When they gave him the job, they gave him a gun. The Deliverator never deals in cash, but someone might come after him anyway - might want his car, or his cargo. The gun is a tiny, aero-styled, lightweight, the kind of a gun a fashion designer would carry; it fires teensy darts that fly at five times the velocity of an SR-71 spy plane, and when you get done using it, you have to plug it in to the cigarette lighter, because it runs on electricity.

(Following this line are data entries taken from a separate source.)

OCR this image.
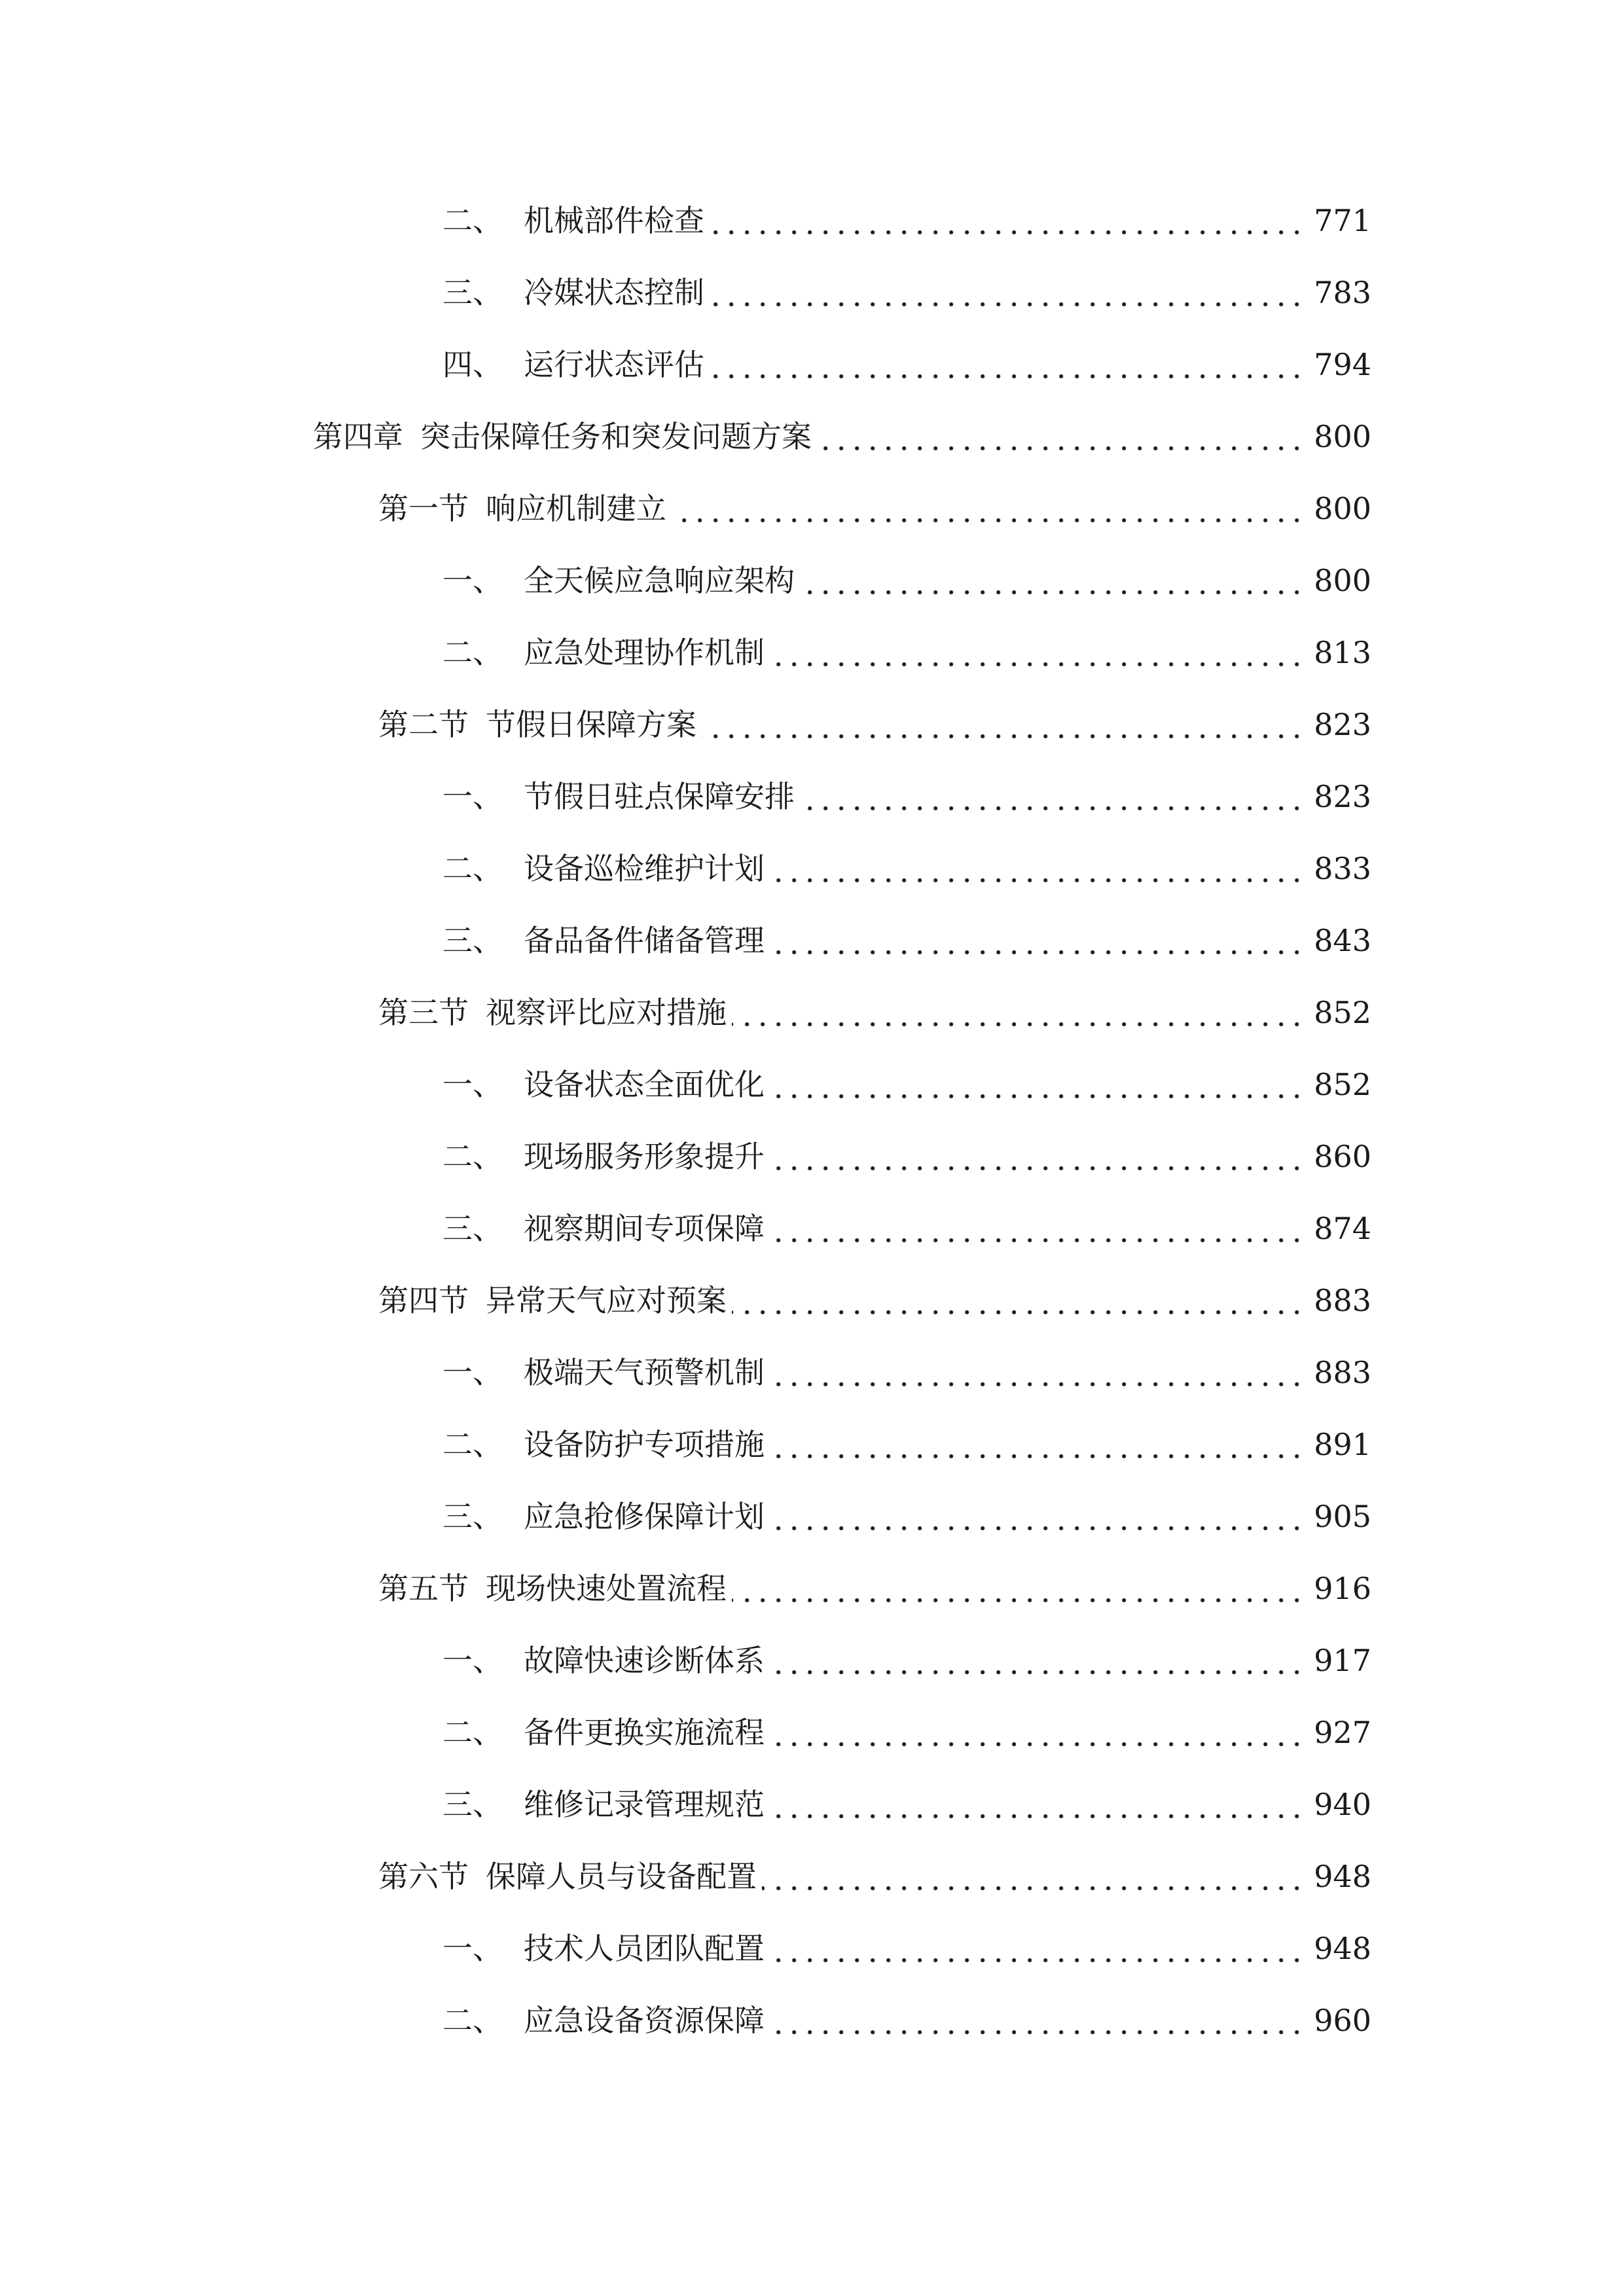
二、 机械部件检查	771
三、 冷媒状态控制	783
四、 运行状态评估	794
第四章 突击保障任务和突发问题方案	800
第一节 响应机制建立	800
一、 全天候应急响应架构	800
二、 应急处理协作机制	813
第二节 节假日保障方案	823
一、 节假日驻点保障安排	823
二、 设备巡检维护计划	833
三、 备品备件储备管理	843
第三节 视察评比应对措施	852
一、 设备状态全面优化	852
二、 现场服务形象提升	860
三、 视察期间专项保障	874
第四节 异常天气应对预案	883
一、 极端天气预警机制	883
二、 设备防护专项措施	891
三、 应急抢修保障计划	905
第五节 现场快速处置流程	916
一、 故障快速诊断体系	917
二、 备件更换实施流程	927
三、 维修记录管理规范	940
第六节 保障人员与设备配置	948
一、 技术人员团队配置	948
二、 应急设备资源保障	960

The Deliverator never pulled that gun in anger, or in fear. He pulled it once in Gila Highlands. Some punks in Gila Highlands, a fancy Burbclave, wanted themselves a delivery, and they didn't want to pay for it. Thought they would impress the Deliverator with a baseball bat. The Deliverator took out his gun, centered its laser doo-hickey on that poised Louisville Slugger, fired it. The recoil was immense, as though the weapon had blown up in his hand. The middle third of the baseball bat turned into a column of burning sawdust accelerating in all directions like a bursting star. Punk ended up holding this bat handle with milky smoke pouring out the end. Stupid look on his face. Didn't get nothing but trouble from the Deliverator.
Since then the Deliverator has kept the gun in the glove compartment and relied, instead, on a matched set of samurai swords, which have always been his weapon of choice anyhow. The punks in Gila Highlands weren't afraid of the gun, so the Deliverator was forced to use it. But swords need no demonstration.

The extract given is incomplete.